You try to make friends with the international students who live in the United States like you do.
They are from South Korea, Thailand, Vietnam, and Japan, and some are from China.
You confidently speak English in groups of people who speak multiple languages, and more comfortably speak Chinese in groups of people who only speak Chinese —
but there are only a few international students at your high school.
One day, you argue with one of the Chinese students at your school.
It is just a tiny thing on a simple math question in calculus.
Even though you apologize, the next day, all the Chinese students in your school refuse to talk to you.
You make a phone call to your mother to ask for help,
but she asks, “我送你来美国不是让你每天说中文的。

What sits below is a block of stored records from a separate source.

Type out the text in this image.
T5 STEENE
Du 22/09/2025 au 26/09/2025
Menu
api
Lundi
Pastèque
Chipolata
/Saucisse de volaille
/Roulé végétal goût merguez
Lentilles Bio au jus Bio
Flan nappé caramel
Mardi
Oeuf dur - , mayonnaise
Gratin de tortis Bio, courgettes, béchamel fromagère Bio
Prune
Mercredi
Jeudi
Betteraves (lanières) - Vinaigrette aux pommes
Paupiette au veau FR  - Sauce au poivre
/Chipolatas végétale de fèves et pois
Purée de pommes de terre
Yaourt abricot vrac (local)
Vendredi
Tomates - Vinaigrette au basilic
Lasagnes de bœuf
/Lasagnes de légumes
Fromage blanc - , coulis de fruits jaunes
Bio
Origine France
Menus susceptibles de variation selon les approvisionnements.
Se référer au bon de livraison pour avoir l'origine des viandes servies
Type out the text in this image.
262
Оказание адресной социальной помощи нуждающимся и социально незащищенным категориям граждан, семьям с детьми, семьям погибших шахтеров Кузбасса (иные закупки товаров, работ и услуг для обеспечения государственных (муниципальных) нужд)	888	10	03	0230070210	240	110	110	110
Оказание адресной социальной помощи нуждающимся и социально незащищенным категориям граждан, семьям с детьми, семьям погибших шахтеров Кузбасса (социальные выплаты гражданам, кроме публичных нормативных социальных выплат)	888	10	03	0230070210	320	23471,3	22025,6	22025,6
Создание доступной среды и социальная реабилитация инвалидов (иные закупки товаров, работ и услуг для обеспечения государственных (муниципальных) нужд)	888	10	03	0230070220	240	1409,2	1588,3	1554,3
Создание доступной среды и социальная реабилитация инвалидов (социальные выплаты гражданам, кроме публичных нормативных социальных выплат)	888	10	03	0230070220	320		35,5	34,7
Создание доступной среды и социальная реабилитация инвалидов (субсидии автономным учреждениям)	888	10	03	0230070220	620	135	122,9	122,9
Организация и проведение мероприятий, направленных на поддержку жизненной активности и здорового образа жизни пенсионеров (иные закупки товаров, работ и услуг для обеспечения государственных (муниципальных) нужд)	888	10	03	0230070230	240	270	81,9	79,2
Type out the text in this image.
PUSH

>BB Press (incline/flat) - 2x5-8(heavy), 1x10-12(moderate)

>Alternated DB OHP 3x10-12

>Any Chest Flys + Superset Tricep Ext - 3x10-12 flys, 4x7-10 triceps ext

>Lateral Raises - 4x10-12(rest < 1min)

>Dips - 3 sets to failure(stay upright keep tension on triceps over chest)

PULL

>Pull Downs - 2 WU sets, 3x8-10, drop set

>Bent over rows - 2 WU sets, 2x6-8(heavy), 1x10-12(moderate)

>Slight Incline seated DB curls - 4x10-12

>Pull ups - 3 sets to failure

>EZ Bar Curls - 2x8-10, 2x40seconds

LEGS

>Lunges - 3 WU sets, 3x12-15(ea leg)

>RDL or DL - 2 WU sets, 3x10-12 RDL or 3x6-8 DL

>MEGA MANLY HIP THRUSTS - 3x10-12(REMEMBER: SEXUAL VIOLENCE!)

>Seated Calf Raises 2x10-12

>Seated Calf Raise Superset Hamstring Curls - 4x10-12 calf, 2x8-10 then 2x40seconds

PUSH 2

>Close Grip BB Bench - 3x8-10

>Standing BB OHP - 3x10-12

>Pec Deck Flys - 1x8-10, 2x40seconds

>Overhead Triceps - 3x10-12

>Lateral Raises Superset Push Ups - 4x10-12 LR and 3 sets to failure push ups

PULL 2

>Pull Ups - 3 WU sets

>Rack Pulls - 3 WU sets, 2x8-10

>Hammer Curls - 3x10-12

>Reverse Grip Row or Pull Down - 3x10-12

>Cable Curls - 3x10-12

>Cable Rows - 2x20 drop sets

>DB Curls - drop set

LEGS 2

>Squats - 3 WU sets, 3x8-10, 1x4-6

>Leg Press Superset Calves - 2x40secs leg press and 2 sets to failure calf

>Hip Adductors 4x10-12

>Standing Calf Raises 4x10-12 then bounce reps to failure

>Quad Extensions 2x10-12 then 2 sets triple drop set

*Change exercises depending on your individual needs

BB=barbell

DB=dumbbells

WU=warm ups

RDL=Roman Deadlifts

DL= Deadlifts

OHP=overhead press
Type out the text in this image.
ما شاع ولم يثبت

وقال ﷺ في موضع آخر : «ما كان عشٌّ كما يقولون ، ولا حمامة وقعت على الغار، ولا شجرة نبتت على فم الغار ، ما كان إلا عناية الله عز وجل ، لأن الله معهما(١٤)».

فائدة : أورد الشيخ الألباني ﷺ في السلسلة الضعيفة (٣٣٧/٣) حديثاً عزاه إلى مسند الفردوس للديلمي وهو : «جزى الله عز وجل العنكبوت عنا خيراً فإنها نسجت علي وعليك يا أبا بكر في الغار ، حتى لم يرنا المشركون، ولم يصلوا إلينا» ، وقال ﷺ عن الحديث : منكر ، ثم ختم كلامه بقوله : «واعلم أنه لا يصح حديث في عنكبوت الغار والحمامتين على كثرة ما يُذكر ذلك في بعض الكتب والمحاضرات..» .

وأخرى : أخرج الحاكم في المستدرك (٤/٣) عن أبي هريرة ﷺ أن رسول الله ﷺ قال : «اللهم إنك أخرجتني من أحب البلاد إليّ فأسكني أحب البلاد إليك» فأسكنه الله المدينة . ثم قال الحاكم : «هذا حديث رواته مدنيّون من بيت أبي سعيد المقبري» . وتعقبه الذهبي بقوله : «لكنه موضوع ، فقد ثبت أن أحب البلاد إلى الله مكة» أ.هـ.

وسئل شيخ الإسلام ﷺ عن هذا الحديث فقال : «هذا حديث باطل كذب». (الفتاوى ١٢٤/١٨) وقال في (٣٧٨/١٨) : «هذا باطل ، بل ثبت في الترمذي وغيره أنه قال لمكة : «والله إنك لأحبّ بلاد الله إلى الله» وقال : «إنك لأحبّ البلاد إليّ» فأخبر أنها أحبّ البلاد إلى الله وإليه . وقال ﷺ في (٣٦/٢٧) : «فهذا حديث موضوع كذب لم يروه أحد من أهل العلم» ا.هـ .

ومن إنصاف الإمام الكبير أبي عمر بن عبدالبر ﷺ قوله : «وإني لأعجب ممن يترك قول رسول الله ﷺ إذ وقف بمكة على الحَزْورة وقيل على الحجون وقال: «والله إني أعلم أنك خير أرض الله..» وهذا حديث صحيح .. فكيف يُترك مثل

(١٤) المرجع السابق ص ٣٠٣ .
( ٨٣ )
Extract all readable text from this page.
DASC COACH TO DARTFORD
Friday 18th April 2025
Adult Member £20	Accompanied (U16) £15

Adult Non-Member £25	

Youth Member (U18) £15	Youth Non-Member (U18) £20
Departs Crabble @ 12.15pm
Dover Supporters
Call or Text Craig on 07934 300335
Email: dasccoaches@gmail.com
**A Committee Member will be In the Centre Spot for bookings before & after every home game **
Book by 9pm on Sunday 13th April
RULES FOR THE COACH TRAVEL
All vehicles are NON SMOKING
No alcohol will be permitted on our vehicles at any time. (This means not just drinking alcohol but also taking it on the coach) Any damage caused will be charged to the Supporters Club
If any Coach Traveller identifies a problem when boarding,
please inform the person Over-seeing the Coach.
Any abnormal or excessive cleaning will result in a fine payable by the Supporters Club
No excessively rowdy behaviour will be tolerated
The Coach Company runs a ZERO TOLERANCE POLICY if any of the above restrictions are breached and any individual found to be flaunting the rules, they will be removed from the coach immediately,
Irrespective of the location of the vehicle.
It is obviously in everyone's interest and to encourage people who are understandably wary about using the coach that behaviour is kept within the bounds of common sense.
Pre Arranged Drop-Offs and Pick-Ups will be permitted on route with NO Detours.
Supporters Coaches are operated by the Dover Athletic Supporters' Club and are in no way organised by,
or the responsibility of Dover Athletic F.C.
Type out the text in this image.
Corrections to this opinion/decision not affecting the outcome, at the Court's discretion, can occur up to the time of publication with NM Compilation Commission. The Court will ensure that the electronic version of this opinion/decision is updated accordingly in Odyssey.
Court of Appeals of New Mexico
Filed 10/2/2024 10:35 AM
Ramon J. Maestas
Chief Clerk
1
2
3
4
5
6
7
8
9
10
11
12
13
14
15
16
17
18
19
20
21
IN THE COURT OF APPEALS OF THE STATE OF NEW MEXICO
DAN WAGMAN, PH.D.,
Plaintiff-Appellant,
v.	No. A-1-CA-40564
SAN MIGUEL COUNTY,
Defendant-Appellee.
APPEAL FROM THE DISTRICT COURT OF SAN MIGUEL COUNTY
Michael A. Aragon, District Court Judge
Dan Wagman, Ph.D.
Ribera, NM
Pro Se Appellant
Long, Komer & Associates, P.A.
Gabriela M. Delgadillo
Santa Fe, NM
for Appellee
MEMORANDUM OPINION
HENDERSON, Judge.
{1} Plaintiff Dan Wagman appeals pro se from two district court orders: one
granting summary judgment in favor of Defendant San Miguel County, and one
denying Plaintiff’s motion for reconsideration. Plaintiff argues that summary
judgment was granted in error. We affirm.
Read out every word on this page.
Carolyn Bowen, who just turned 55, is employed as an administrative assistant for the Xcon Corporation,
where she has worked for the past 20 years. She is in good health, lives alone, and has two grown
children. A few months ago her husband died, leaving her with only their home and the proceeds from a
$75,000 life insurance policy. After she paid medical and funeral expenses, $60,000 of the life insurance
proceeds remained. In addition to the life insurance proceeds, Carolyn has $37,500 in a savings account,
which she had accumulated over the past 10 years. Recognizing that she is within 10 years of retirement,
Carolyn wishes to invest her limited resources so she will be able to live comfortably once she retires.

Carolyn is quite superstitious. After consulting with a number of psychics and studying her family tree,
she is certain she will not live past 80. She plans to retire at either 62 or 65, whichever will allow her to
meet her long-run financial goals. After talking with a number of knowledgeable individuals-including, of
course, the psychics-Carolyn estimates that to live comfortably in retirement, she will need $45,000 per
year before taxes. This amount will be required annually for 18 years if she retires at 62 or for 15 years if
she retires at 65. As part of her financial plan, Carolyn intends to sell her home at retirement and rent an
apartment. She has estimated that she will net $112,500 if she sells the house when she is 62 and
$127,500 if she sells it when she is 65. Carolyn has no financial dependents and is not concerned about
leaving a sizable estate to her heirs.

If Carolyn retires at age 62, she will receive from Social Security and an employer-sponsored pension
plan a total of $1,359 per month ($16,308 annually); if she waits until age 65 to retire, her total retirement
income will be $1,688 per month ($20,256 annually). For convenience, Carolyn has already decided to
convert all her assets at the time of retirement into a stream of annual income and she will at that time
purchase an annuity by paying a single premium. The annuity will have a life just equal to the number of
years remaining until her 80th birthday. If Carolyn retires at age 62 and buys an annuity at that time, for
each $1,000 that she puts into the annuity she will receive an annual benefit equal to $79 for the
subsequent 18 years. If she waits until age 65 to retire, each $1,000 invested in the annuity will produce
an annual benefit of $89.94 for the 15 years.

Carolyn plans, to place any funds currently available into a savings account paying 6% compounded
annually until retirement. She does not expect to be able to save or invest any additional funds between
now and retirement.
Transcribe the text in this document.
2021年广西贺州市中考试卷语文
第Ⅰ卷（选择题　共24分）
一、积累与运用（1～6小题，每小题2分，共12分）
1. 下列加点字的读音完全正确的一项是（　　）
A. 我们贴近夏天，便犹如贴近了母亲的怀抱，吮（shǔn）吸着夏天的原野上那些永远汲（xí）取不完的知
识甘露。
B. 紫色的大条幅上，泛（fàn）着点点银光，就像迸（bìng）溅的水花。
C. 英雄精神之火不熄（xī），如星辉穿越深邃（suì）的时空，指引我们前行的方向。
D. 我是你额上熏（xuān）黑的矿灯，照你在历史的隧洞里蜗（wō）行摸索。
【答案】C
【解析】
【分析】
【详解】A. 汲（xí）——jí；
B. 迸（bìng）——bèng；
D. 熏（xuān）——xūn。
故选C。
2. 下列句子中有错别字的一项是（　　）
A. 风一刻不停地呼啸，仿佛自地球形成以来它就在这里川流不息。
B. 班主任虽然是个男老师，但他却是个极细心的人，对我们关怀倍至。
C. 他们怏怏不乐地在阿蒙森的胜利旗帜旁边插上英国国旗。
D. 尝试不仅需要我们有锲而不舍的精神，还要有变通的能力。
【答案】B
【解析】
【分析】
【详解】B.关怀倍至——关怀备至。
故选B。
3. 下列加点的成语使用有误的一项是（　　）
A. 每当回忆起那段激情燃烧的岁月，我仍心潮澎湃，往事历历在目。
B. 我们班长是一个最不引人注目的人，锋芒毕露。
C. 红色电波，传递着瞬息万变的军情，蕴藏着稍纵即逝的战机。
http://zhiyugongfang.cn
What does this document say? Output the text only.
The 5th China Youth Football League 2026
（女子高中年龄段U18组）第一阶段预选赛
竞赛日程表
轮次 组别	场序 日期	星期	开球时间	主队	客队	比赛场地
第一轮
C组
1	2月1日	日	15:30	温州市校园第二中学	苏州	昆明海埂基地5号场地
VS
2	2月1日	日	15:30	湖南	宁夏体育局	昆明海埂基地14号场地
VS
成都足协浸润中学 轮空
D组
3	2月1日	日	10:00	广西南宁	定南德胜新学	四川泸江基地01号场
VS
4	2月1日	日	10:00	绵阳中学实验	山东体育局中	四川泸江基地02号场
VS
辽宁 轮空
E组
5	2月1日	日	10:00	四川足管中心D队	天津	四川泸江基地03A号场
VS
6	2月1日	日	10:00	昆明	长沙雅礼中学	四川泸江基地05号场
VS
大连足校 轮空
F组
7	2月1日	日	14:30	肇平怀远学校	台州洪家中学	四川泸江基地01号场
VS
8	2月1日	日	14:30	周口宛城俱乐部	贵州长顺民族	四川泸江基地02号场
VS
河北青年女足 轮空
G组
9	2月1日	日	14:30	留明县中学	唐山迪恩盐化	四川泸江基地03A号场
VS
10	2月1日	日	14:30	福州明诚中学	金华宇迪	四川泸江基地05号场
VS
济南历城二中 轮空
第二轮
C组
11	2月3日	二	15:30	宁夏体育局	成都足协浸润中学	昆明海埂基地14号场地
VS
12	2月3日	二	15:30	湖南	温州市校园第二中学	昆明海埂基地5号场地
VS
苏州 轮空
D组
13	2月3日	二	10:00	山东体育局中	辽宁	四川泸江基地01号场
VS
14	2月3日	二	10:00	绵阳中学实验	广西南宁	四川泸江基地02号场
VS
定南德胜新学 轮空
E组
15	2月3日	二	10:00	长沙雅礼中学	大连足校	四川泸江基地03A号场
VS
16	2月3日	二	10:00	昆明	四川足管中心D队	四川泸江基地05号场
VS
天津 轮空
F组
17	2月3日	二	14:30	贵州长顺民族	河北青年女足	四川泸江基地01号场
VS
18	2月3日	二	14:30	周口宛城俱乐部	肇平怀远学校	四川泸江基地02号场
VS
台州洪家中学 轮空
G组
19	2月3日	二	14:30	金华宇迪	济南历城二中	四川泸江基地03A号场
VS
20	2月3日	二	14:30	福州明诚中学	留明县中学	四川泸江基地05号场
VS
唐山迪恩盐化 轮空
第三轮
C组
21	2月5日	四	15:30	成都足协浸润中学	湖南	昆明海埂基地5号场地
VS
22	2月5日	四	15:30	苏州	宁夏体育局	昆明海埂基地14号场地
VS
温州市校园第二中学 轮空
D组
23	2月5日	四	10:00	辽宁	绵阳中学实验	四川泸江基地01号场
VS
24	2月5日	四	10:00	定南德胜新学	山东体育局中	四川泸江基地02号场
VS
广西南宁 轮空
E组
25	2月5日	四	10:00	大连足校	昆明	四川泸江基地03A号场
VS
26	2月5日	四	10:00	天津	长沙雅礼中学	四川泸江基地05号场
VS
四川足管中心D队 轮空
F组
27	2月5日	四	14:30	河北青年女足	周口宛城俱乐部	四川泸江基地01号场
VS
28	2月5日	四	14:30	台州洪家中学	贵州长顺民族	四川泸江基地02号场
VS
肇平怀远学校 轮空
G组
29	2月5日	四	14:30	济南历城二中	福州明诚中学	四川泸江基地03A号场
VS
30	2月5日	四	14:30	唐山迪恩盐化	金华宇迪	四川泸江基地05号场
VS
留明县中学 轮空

” (Translation: Why don’t you make local friends and try to get into the American culture?)
You are confident with your English and your study skills,
but the exams and requirements for college applications are totally different from what you have learned for 15 years in China.
The classes at school are also different.
Though you are confident in your English skills, using English in daily work, life, and study is different than using English as your academic language.
Immediately doing 40 pages of English reading per week is difficult.
Meanwhile, you are still curious about why your classmates can use the bathroom during class time without asking permission from teachers.
You see your peers, including those international students, finishing their homework earlier than you and adapting to life better,
but you are afraid to ask, and no one offers to help.
The international students in your school start to prepare for college applications when they are juniors in high school.
Most of the national students in your school start to do so once they are almost seniors.
You need to figure out when to start, and schoolwork takes almost all of your time.
You were a top student in China and confident in your achievements,
but after coming to this country, you are average and even the worst in your class.
You realize that you want to become a writer when you are in your application season,
but you don’t know if you can write stories and essays well in English.
You start to doubt yourself and for the rest of your high school life you question: your health, your schoolwork, and how to be a better person.
You end your high school life without any achievements,
but with depression and no friends.
At least, luckily, with a college offer —
even if it is not your favorite one.
You see your middle school classmates from China, who want to come to the United States for college, planning to attend top schools.
They are excited to come to this country, and some ask you through social media what they need to do to prepare to come here.
They tell you they are jealous of you for living in this country for many years. After all, you were: living alone, getting away from your parents, having Western food every day, making friends worldwide, and learning in an English environment.